News / Middle East

Mideast Quartet Discusses Way Forward on Peace Process

Israeli and Palestinian protesters with their respective flags (file photo montage)
Israeli and Palestinian protesters with their respective flags (file photo montage)
Lisa Bryant

Two weeks after Palestinian President Mahmoud Abbas formally applied for statehood recognition at the United Nations, envoys of the so-called Middle East peace Quartet met in Brussels Sunday to plot a way forward. The talks came as one U.N. agency appears to be heading toward recognizing full Palestinian membership.

The Brussels talks among members of the Middle East Quartet - the United States, Russia, the United Nations and the European Union - follow its call in September for stalled peace negotiations between Israelis and Palestinians to resume within 30 days. The Quartet wants the two sides to reach a deal next year.

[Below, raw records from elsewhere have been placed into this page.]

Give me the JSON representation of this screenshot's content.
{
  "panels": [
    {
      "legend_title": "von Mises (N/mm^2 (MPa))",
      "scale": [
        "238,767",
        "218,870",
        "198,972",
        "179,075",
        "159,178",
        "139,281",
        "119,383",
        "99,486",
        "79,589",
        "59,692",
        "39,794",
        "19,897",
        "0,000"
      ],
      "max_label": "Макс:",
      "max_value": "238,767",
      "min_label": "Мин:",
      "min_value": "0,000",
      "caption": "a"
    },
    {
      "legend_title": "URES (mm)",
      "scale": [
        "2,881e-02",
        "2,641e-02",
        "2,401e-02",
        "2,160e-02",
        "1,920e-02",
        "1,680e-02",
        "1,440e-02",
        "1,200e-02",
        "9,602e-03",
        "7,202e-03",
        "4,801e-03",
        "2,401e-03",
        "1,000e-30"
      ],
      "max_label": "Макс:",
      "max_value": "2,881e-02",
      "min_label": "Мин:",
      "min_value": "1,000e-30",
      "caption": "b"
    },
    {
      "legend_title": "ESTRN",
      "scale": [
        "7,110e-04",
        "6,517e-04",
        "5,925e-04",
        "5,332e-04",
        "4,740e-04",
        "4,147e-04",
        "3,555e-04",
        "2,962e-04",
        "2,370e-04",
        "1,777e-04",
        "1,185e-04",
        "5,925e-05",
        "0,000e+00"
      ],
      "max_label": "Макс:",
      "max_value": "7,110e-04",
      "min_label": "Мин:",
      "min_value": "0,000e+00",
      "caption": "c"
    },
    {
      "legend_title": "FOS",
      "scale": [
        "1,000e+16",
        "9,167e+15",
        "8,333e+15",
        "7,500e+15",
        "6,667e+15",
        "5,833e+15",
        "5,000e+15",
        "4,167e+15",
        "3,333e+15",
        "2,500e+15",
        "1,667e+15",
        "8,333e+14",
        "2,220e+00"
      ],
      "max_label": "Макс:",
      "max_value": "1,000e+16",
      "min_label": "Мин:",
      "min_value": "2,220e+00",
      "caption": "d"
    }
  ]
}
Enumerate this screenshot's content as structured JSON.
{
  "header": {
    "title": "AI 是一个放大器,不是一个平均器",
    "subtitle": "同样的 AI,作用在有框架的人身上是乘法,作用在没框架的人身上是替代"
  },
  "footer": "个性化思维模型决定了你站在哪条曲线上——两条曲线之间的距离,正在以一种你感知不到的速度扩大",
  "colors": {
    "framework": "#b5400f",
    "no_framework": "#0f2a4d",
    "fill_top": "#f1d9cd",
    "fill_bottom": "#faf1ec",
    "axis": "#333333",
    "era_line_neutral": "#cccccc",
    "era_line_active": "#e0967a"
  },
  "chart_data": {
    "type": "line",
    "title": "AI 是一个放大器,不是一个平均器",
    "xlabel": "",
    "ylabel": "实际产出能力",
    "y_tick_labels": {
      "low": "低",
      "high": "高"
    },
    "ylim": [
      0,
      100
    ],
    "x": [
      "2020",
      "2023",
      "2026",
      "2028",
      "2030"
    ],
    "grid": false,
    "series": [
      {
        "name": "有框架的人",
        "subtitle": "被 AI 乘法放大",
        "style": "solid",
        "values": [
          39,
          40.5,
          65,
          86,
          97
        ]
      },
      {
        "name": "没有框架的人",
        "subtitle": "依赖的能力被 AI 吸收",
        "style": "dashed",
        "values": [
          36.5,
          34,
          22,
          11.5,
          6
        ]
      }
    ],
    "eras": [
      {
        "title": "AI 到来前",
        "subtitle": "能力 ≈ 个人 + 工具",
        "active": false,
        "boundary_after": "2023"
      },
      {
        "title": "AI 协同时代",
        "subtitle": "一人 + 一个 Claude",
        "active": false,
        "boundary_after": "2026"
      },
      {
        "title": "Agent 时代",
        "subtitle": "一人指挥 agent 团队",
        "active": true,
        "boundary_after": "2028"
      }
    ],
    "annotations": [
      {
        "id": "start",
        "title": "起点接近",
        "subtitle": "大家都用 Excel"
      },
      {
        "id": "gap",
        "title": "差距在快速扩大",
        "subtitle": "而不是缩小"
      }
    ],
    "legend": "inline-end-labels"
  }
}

The Middle East peace process was top news at the United Nations General Assembly meetings in New York last month, when Palestinian leader Mahmoud Abbas formally applied to the Security Council for full U.N. membership. The United States has threatened to veto the bid, arguing that Palestinian statehood can only be achieved through direct peace talks with Israel. But in a September interview with the BBC, the Quartet's special representative Tony Blair sounded an optimistic note.

"Although there's a lot of sound and fury [and] obviously strong rhetoric in the General Assembly, there's also a very strong belief on the part of the international community that now is the time to get back to negotiations without pre-conditions."

Blair said the Quartet members are close to agreeing on details of peace negotiations. He said that would make it easier to bridge differences between Palestinians and Israelis once they actually sit down for talks.

But analyst Yossi Mekelberg, of the policy institute Chatham House and Regents College in London, says the Quartet has failed to forcefully push the two sides toward a peace settlement that includes all the major sticking points.

"If they can't actually make their will happen, who would? Either they come not only with another declaration but a timetable - set what the Quartet wants - and tell the Palestinians and Israelis…are you serious about it?.. if you're serious about it, really become serious about it."

Mekelberg also believes the Quartet needs to offer specific carrots and sticks to move the process forward.

"We are ready to support you. We'll finance any peace agreements [that] will be costly. We'll deal with the diplomatic implications of dealing with the refugees. We'll deal with the security issues …we'll provide you with all of this, if you're serious. But we'll also tell you what's going to happen if you're not serious."

U.S. President Barack Obama faces an election year in 2012, further complicating chances of reaching a meaningful peace agreement. But in Paris, the Palestinian push for recognition gained traction last week, when the board of the United Nations Educational, Scientific and Cultural Organization agreed to vote on Palestinian membership later this month.